Turpen Elementary School staff had a closed door meeting with Gallup McKinley
County schools Superintendent Karen White on Monday after school in the
library. Turpen's principal, Esther Macias, was not at the meeting. [Photo
by Jeff Jones/Independent]
By Bill Donovan
Staff Writer
GALLUP A teacher at Tobe Turpen's Elementary School has been put
on administrative leave, apparently over questions about how the school
conducts its testing program.
On Monday, Tim Nelson was told to report to the office and turn in his
keys and then leave the building. Karen White, superintendent of the Gallup-McKinley
County School District, said she could not comment on what was happening
at the school because it concerned personnel matters.
Many of the teachers at the school, however, who spoke on condition that
their name not be used, said the action apparently stems from problems
of the testing program.
There have been concerns by the Central Office that answers to tests given
to record improvement by the students may have been changed to give students
higher marks and therefore give the school higher marks.
Teachers said that the central office recently began a program of delivering
the tests in the morning and then gathering them up as soon as the tests
were done and sealing them in a box so they could not be tampered with.
Nelson is the test coordinator, but some teachers said the problem may
not be with the tests but rather with problems that have been brewing
within the school for months over differences between the younger, less
experienced teachers and the more experienced ones.
A series of grievances have been filed by teachers in one group against
teachers in the other and some feel that this may have been the reason
for the recent disciplinary action.
It may also have had something to do with a staff meeting that was held
last Friday.
On Monday, the teachers were told to report to another meeting, this one
held by White. The school's principal, Esther Macias, was told that she
did not have to attend and she didn't.
At the meeting, teachers were told not to talk to the press about what
was going on within the school.
White also asked the teachers who had attended Friday's meeting to write
down everything they recollected about what happened during that meeting.

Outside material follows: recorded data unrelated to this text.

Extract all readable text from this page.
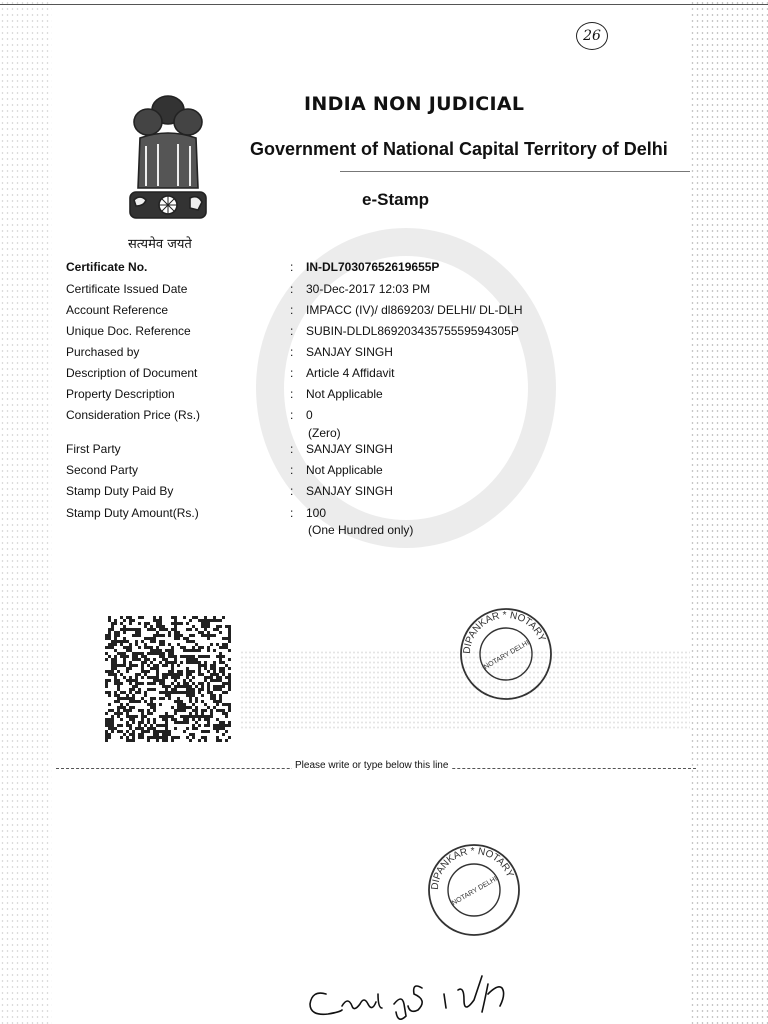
26
सत्यमेव जयते
INDIA NON JUDICIAL
Government of National Capital Territory of Delhi
e-Stamp
Certificate No.	: IN-DL70307652619655P
Certificate Issued Date	: 30-Dec-2017 12:03 PM
Account Reference	: IMPACC (IV)/ dl869203/ DELHI/ DL-DLH
Unique Doc. Reference	: SUBIN-DLDL86920343575559594305P
Purchased by	: SANJAY SINGH
Description of Document	: Article 4 Affidavit
Property Description	: Not Applicable
Consideration Price (Rs.)	: 0
(Zero)
First Party	: SANJAY SINGH
Second Party	: Not Applicable
Stamp Duty Paid By	: SANJAY SINGH
Stamp Duty Amount(Rs.)	: 100
(One Hundred only)
DIPANKAR * NOTARY
NOTARY DELHI
Please write or type below this line
DIPANKAR * NOTARY
NOTARY DELHI
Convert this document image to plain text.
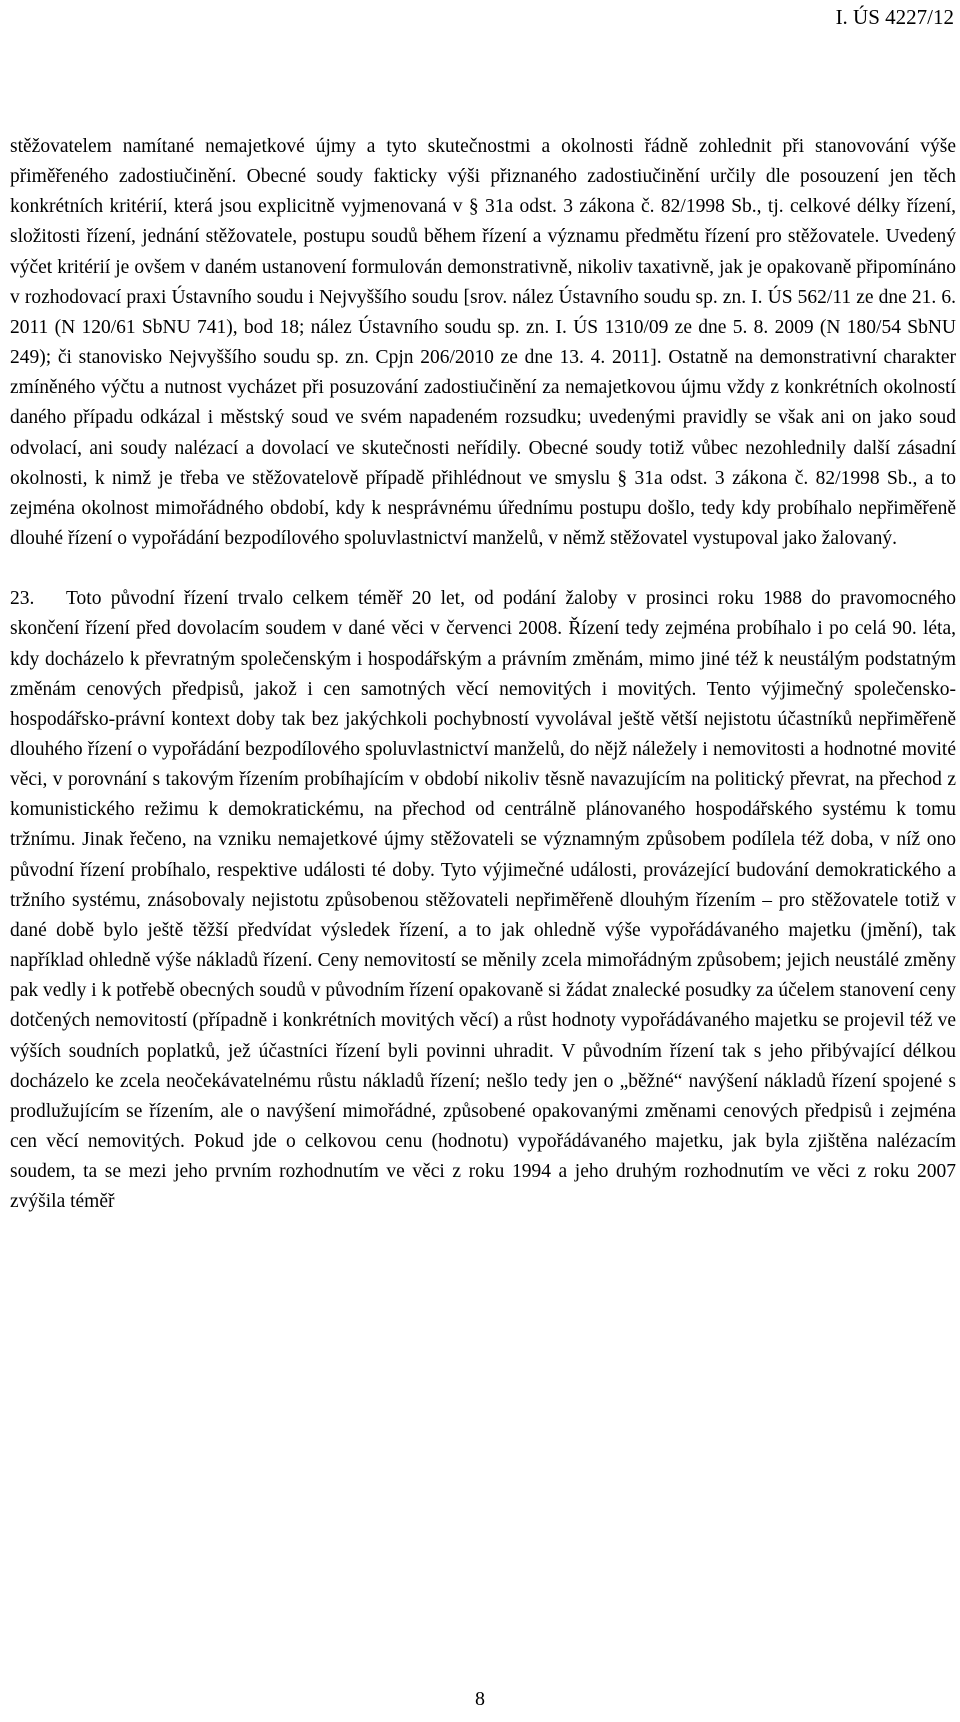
I. ÚS 4227/12

stěžovatelem namítané nemajetkové újmy a tyto skutečnostmi a okolnosti řádně zohlednit při stanovování výše přiměřeného zadostiučinění. Obecné soudy fakticky výši přiznaného zadostiučinění určily dle posouzení jen těch konkrétních kritérií, která jsou explicitně vyjmenovaná v § 31a odst. 3 zákona č. 82/1998 Sb., tj. celkové délky řízení, složitosti řízení, jednání stěžovatele, postupu soudů během řízení a významu předmětu řízení pro stěžovatele. Uvedený výčet kritérií je ovšem v daném ustanovení formulován demonstrativně, nikoliv taxativně, jak je opakovaně připomínáno v rozhodovací praxi Ústavního soudu i Nejvyššího soudu [srov. nález Ústavního soudu sp. zn. I. ÚS 562/11 ze dne 21. 6. 2011 (N 120/61 SbNU 741), bod 18; nález Ústavního soudu sp. zn. I. ÚS 1310/09 ze dne 5. 8. 2009 (N 180/54 SbNU 249); či stanovisko Nejvyššího soudu sp. zn. Cpjn 206/2010 ze dne 13. 4. 2011]. Ostatně na demonstrativní charakter zmíněného výčtu a nutnost vycházet při posuzování zadostiučinění za nemajetkovou újmu vždy z konkrétních okolností daného případu odkázal i městský soud ve svém napadeném rozsudku; uvedenými pravidly se však ani on jako soud odvolací, ani soudy nalézací a dovolací ve skutečnosti neřídily. Obecné soudy totiž vůbec nezohlednily další zásadní okolnosti, k nimž je třeba ve stěžovatelově případě přihlédnout ve smyslu § 31a odst. 3 zákona č. 82/1998 Sb., a to zejména okolnost mimořádného období, kdy k nesprávnému úřednímu postupu došlo, tedy kdy probíhalo nepřiměřeně dlouhé řízení o vypořádání bezpodílového spoluvlastnictví manželů, v němž stěžovatel vystupoval jako žalovaný.

23. Toto původní řízení trvalo celkem téměř 20 let, od podání žaloby v prosinci roku 1988 do pravomocného skončení řízení před dovolacím soudem v dané věci v červenci 2008. Řízení tedy zejména probíhalo i po celá 90. léta, kdy docházelo k převratným společenským i hospodářským a právním změnám, mimo jiné též k neustálým podstatným změnám cenových předpisů, jakož i cen samotných věcí nemovitých i movitých. Tento výjimečný společensko-hospodářsko-právní kontext doby tak bez jakýchkoli pochybností vyvolával ještě větší nejistotu účastníků nepřiměřeně dlouhého řízení o vypořádání bezpodílového spoluvlastnictví manželů, do nějž náležely i nemovitosti a hodnotné movité věci, v porovnání s takovým řízením probíhajícím v období nikoliv těsně navazujícím na politický převrat, na přechod z komunistického režimu k demokratickému, na přechod od centrálně plánovaného hospodářského systému k tomu tržnímu. Jinak řečeno, na vzniku nemajetkové újmy stěžovateli se významným způsobem podílela též doba, v níž ono původní řízení probíhalo, respektive události té doby. Tyto výjimečné události, provázející budování demokratického a tržního systému, znásobovaly nejistotu způsobenou stěžovateli nepřiměřeně dlouhým řízením – pro stěžovatele totiž v dané době bylo ještě těžší předvídat výsledek řízení, a to jak ohledně výše vypořádávaného majetku (jmění), tak například ohledně výše nákladů řízení. Ceny nemovitostí se měnily zcela mimořádným způsobem; jejich neustálé změny pak vedly i k potřebě obecných soudů v původním řízení opakovaně si žádat znalecké posudky za účelem stanovení ceny dotčených nemovitostí (případně i konkrétních movitých věcí) a růst hodnoty vypořádávaného majetku se projevil též ve výších soudních poplatků, jež účastníci řízení byli povinni uhradit. V původním řízení tak s jeho přibývající délkou docházelo ke zcela neočekávatelnému růstu nákladů řízení; nešlo tedy jen o „běžné“ navýšení nákladů řízení spojené s prodlužujícím se řízením, ale o navýšení mimořádné, způsobené opakovanými změnami cenových předpisů i zejména cen věcí nemovitých. Pokud jde o celkovou cenu (hodnotu) vypořádávaného majetku, jak byla zjištěna nalézacím soudem, ta se mezi jeho prvním rozhodnutím ve věci z roku 1994 a jeho druhým rozhodnutím ve věci z roku 2007 zvýšila téměř

8
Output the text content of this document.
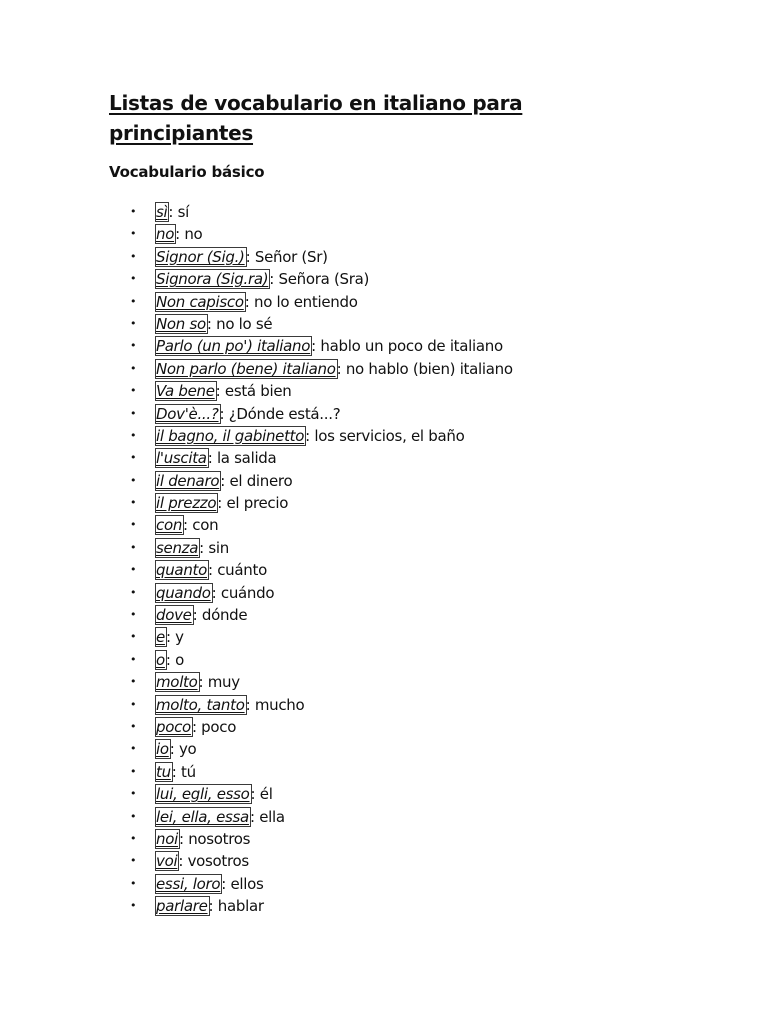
Listas de vocabulario en italiano para principiantes
Vocabulario básico
• sì: sí
• no: no
• Signor (Sig.): Señor (Sr)
• Signora (Sig.ra): Señora (Sra)
• Non capisco: no lo entiendo
• Non so: no lo sé
• Parlo (un po') italiano: hablo un poco de italiano
• Non parlo (bene) italiano: no hablo (bien) italiano
• Va bene: está bien
• Dov'è...?: ¿Dónde está...?
• il bagno, il gabinetto: los servicios, el baño
• l'uscita: la salida
• il denaro: el dinero
• il prezzo: el precio
• con: con
• senza: sin
• quanto: cuánto
• quando: cuándo
• dove: dónde
• e: y
• o: o
• molto: muy
• molto, tanto: mucho
• poco: poco
• io: yo
• tu: tú
• lui, egli, esso: él
• lei, ella, essa: ella
• noi: nosotros
• voi: vosotros
• essi, loro: ellos
• parlare: hablar
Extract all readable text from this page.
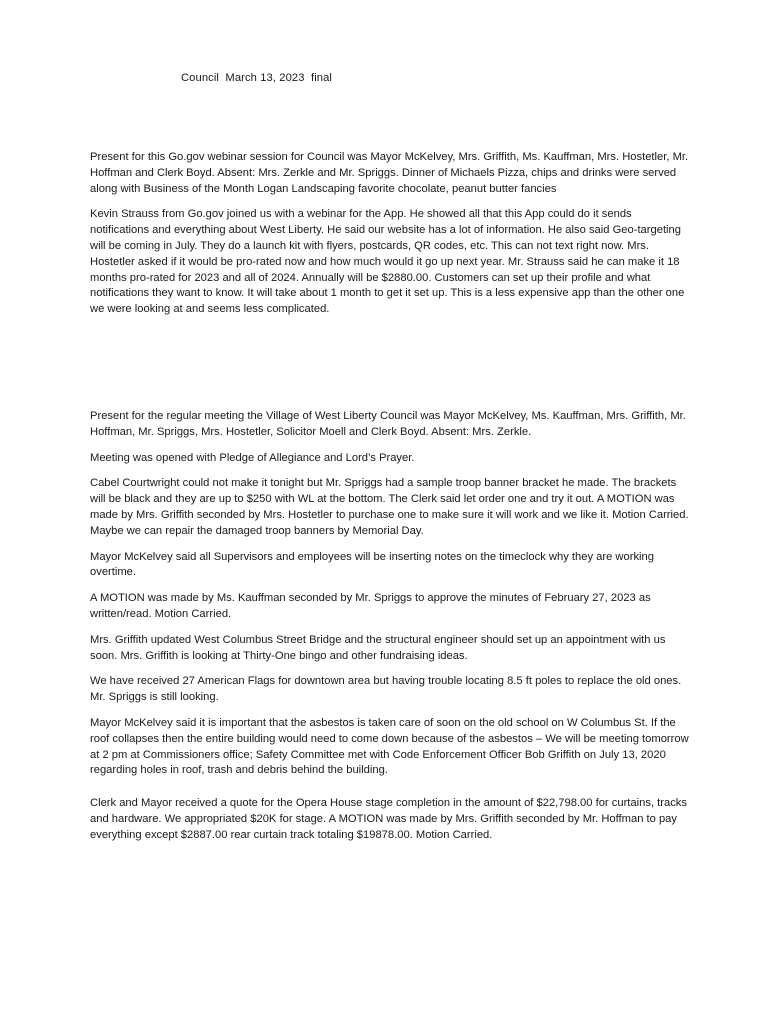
Council  March 13, 2023  final

Present for this Go.gov webinar session for Council was Mayor McKelvey, Mrs. Griffith, Ms. Kauffman, Mrs. Hostetler, Mr. Hoffman and Clerk Boyd. Absent: Mrs. Zerkle and Mr. Spriggs. Dinner of Michaels Pizza, chips and drinks were served along with Business of the Month Logan Landscaping favorite chocolate, peanut butter fancies

Kevin Strauss from Go.gov joined us with a webinar for the App. He showed all that this App could do it sends notifications and everything about West Liberty. He said our website has a lot of information. He also said Geo-targeting will be coming in July. They do a launch kit with flyers, postcards, QR codes, etc. This can not text right now. Mrs. Hostetler asked if it would be pro-rated now and how much would it go up next year. Mr. Strauss said he can make it 18 months pro-rated for 2023 and all of 2024. Annually will be $2880.00. Customers can set up their profile and what notifications they want to know. It will take about 1 month to get it set up. This is a less expensive app than the other one we were looking at and seems less complicated.

Present for the regular meeting the Village of West Liberty Council was Mayor McKelvey, Ms. Kauffman, Mrs. Griffith, Mr. Hoffman, Mr. Spriggs, Mrs. Hostetler, Solicitor Moell and Clerk Boyd. Absent: Mrs. Zerkle.

Meeting was opened with Pledge of Allegiance and Lord’s Prayer.

Cabel Courtwright could not make it tonight but Mr. Spriggs had a sample troop banner bracket he made. The brackets will be black and they are up to $250 with WL at the bottom. The Clerk said let order one and try it out. A MOTION was made by Mrs. Griffith seconded by Mrs. Hostetler to purchase one to make sure it will work and we like it. Motion Carried. Maybe we can repair the damaged troop banners by Memorial Day.

Mayor McKelvey said all Supervisors and employees will be inserting notes on the timeclock why they are working overtime.

A MOTION was made by Ms. Kauffman seconded by Mr. Spriggs to approve the minutes of February 27, 2023 as written/read. Motion Carried.

Mrs. Griffith updated West Columbus Street Bridge and the structural engineer should set up an appointment with us soon. Mrs. Griffith is looking at Thirty-One bingo and other fundraising ideas.

We have received 27 American Flags for downtown area but having trouble locating 8.5 ft poles to replace the old ones. Mr. Spriggs is still looking.

Mayor McKelvey said it is important that the asbestos is taken care of soon on the old school on W Columbus St. If the roof collapses then the entire building would need to come down because of the asbestos – We will be meeting tomorrow at 2 pm at Commissioners office; Safety Committee met with Code Enforcement Officer Bob Griffith on July 13, 2020 regarding holes in roof, trash and debris behind the building.

Clerk and Mayor received a quote for the Opera House stage completion in the amount of $22,798.00 for curtains, tracks and hardware. We appropriated $20K for stage. A MOTION was made by Mrs. Griffith seconded by Mr. Hoffman to pay everything except $2887.00 rear curtain track totaling $19878.00. Motion Carried.
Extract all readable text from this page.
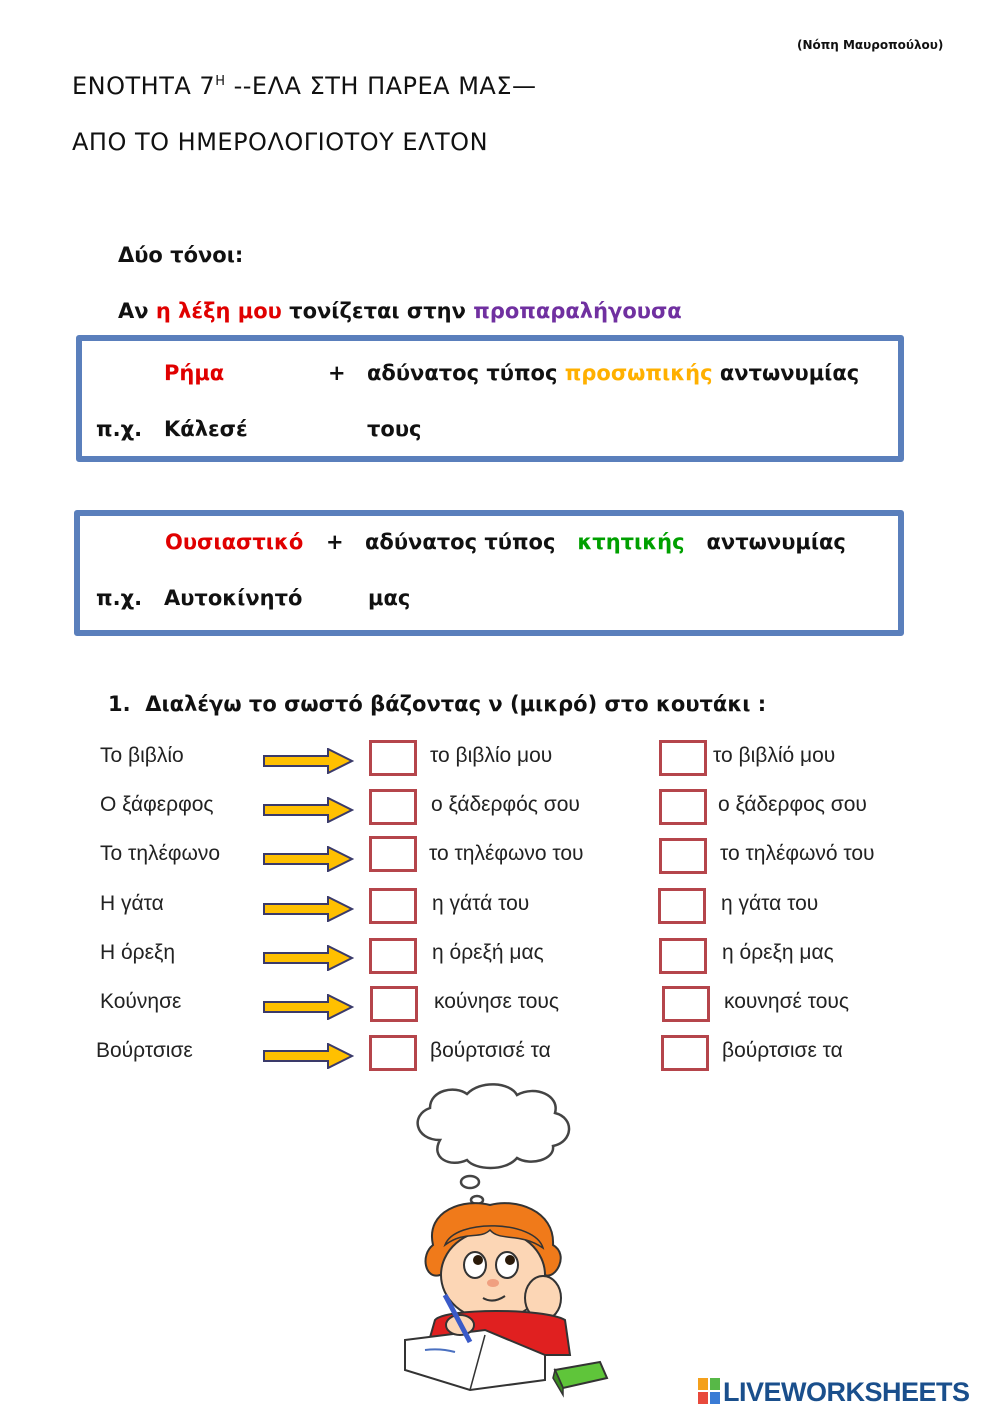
(Νόπη Μαυροπούλου)
ΕΝΟΤΗΤΑ $7^H$ --ΕΛΑ ΣΤΗ ΠΑΡΕΑ ΜΑΣ—
ΑΠΟ ΤΟ ΗΜΕΡΟΛΟΓΙΟΤΟΥ ΕΛΤΟΝ
Δύο τόνοι:
Αν η λέξη μου τονίζεται στην προπαραλήγουσα
Ρήμα	+ αδύνατος τύπος προσωπικής αντωνυμίας
π.χ. Κάλεσέ	τους
Ουσιαστικό + αδύνατος τύπος κτητικής αντωνυμίας
π.χ. Αυτοκίνητό	μας
1. Διαλέγω το σωστό βάζοντας ν (μικρό) στο κουτάκι :
Το βιβλίο	το βιβλίο μου	το βιβλίό μου
Ο ξάφερφος	ο ξάδερφός σου	ο ξάδερφος σου
Το τηλέφωνο	το τηλέφωνο του	το τηλέφωνό του
Η γάτα	η γάτά του	η γάτα του
Η όρεξη	η όρεξή μας	η όρεξη μας
Κούνησε	κούνησε τους	κουνησέ τους
Βούρτσισε	βούρτσισέ τα	βούρτσισε τα
LIVEWORKSHEETS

Several teachers spoke out after the meeting saying they were in total
support of Nelson and Macias and wondered if Macias' days as principal
of the school were numbered.
If it was, one teacher said, it was because of this feud going on between
the teacher groups and the fact that several of the younger teachers had
been complaining about Macias.
The more experienced teachers in the school are supporting Macias, saying
that since she has gotten there, the situation has become a lot better
and that the younger teachers may not like her efforts to instill some
sort of discipline among staff members by setting down rules.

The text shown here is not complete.